楊大人老臉一抽:“他用叛國投敵的罪名斬了我兒,這是不爭的事實,老夫要對付他自有老夫的分寸,你們這樣胡來是想幹什麼?難道不知道那李修遠在揚州擁兵自重麼?他麾下步卒過五萬,騎兵兩萬,你
們用這樣的手段逼他認罪伏誅,就不怕他逃出京城舉旗造反麼?要知道江南一帶可是錢糧重地,李修遠有錢有糧,還有精兵悍將,便是太祖在世也只敢杯酒釋兵權,不謀而誅,是大忌。”
“官不是這麼當的,大宋國的這條破船若是沉了,大家都要完蛋,什麼權利爭鬥,手段心機統統不過是一場白日夢罷了。”
說到這裡,他有轉身道;“老夫建議將李修遠罷官發配北方。”
“不行,李修遠今日得死,我是不會讓他有機會離開京城的,他若敢反,正合我意,調動朝廷禁軍直接將其滅殺。”杜澤道。
楊大人冷笑一聲:“欺老夫不懂兵事麼?太祖建禁軍之日號八十萬,可如今除去吃空餉的,還有一些老弱病殘,以及達官顯貴子嗣,可戰之人絕不足五千,京城這麼大,別說李修遠已經出了京城,便是沒出
京城,等你調兵遣將的時候也一切都晚了。”
“楊大人,你放心,他不會走。”杜澤笑著說道。
“你如何肯定?”
“因為傅天仇還有傅家的兩位小姐已經請到了皇宮,那可是李修遠的老丈人和未過門的妻子,待會兒議事的時候楊大人可以建議官家將傅天仇以及他兩位女兒於皇城之外杖斃,李修遠若是聽聞此事,必定來
救,屆時只需將其圍殺,則大功告成。”
杜澤道:“當然這是最壞的結果,楊大人之前說太祖杯酒釋兵權的事情,那也可以先賜酒給他,看看李修遠願不願意一人伏罪,若是不願的話再行後計。”
聽到這裡,楊大人神色動容了:“你們這一群瘋子,根本就沒有考慮國家大事,你們就只是單純的想要借朝廷的力量弄死那李修遠。”
他現在已經感覺很不對勁了,這個李修遠到底有什麼地方值得朝堂之上的文武大臣不惜一切代價將其謀害。
若是李修遠位高權重也就罷了,可他不過是接著平定九山王之亂的功績才平步青雲的後起之秀罷了,遠不值得這些大臣如此針對。

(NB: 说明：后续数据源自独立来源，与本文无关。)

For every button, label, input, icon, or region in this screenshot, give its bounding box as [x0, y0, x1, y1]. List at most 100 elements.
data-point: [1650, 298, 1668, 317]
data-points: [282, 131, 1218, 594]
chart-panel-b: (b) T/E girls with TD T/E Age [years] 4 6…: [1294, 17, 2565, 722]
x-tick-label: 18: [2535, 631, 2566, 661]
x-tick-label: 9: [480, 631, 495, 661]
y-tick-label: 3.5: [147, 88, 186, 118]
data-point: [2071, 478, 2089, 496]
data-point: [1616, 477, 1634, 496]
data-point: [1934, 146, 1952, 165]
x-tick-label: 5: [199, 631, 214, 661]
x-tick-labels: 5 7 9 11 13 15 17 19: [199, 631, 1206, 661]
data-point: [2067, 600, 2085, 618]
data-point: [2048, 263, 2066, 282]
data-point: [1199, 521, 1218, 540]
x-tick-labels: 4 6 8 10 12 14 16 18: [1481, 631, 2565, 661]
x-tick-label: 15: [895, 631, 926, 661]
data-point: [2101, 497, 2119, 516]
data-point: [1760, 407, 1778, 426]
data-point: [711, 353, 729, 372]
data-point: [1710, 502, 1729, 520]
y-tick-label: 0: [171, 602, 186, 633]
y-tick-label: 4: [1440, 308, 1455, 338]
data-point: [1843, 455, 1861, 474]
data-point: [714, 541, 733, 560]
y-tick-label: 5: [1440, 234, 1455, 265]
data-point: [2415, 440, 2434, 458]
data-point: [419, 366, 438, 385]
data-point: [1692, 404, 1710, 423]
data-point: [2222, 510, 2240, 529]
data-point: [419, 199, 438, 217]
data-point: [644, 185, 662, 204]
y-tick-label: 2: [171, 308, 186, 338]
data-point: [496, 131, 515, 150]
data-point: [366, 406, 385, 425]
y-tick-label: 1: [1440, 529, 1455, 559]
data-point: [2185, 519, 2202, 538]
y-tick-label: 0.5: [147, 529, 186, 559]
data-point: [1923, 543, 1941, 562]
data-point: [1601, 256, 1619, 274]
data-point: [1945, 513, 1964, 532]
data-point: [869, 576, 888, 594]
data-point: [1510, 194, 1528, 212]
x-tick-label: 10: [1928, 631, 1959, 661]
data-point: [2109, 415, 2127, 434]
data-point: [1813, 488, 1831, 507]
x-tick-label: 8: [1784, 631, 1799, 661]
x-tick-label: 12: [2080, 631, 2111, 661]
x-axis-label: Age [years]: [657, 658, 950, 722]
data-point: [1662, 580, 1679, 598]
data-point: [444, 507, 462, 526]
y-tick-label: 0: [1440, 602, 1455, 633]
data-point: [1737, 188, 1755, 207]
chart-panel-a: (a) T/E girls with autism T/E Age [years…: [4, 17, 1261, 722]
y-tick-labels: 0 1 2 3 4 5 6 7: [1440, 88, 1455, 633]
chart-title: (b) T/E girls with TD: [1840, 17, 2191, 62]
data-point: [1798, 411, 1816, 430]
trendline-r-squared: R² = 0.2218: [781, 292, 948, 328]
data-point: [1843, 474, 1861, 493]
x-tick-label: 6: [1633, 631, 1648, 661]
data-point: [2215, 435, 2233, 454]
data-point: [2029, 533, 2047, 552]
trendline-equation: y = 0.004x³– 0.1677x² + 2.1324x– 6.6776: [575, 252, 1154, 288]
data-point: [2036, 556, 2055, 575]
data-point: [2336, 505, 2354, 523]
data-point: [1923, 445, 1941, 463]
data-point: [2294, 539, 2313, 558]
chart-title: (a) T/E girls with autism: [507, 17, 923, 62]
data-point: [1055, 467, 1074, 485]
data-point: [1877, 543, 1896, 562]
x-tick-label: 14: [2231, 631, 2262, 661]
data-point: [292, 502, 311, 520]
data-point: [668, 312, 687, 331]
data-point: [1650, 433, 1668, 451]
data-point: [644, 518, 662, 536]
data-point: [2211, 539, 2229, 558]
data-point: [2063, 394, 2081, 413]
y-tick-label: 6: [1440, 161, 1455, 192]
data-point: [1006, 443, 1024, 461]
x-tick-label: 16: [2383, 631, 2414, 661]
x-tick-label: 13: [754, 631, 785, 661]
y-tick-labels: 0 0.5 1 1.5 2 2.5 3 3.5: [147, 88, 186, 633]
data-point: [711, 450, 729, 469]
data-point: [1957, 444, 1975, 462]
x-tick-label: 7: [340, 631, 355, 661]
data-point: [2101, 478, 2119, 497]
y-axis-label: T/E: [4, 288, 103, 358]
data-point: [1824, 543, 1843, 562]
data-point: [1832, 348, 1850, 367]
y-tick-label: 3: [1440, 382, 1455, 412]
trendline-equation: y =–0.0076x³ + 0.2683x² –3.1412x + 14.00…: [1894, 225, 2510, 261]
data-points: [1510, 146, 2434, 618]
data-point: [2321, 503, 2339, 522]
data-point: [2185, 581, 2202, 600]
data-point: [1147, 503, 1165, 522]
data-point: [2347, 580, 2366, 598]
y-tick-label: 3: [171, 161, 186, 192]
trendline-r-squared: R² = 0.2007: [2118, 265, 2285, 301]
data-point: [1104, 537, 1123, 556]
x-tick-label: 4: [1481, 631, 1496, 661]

但楊大人為官多年非常清楚,雖然自己不知道這些人為什麼一定要李修遠死,但可是猜到,李修遠必定是有其不知道的巨大存在意義,否則絕不可能會被這樣聯手謀害。
“事情到了這一步已經沒有迴轉的餘地了,李修遠一死,則國泰民安,他不死,死的可就是我們了,楊大人你心中也清楚李修遠有謀反的本事和實力,你也不想再見到改朝換代的那一刻吧。”杜澤道,說完
他看了看其他大人一眼。
此刻其他的官員皆齊刷刷的看向了楊大人,一雙漆黑的眼睛之中滿是冰冷和狠毒之色。
楊大人渾身冰冷,不寒而慄,他手掌一顫,緩緩道;“懂了,老夫懂了,不過李修遠一死可否容許老夫告老還鄉?”
“這我可做不了主,得看國師的意思,不過楊大人家中無憂那是可以肯定的。”杜澤道。
楊大人臉色更加難看了。
他已經預感到了,李修遠一死,自己緊接著就要步其後塵,能得到的不過是族眾之人無恙罷了。
可是他不知道的是,謀害人間聖人的惡報下來,他背後的楊氏一族衰敗,破滅也只是遲早的事情。
國師自然不想揹負這麼大的因果,所以他借刀殺人,楊大人則是最好的一柄刀。
很快,皇宮之中金鐘響起,群臣入殿議事。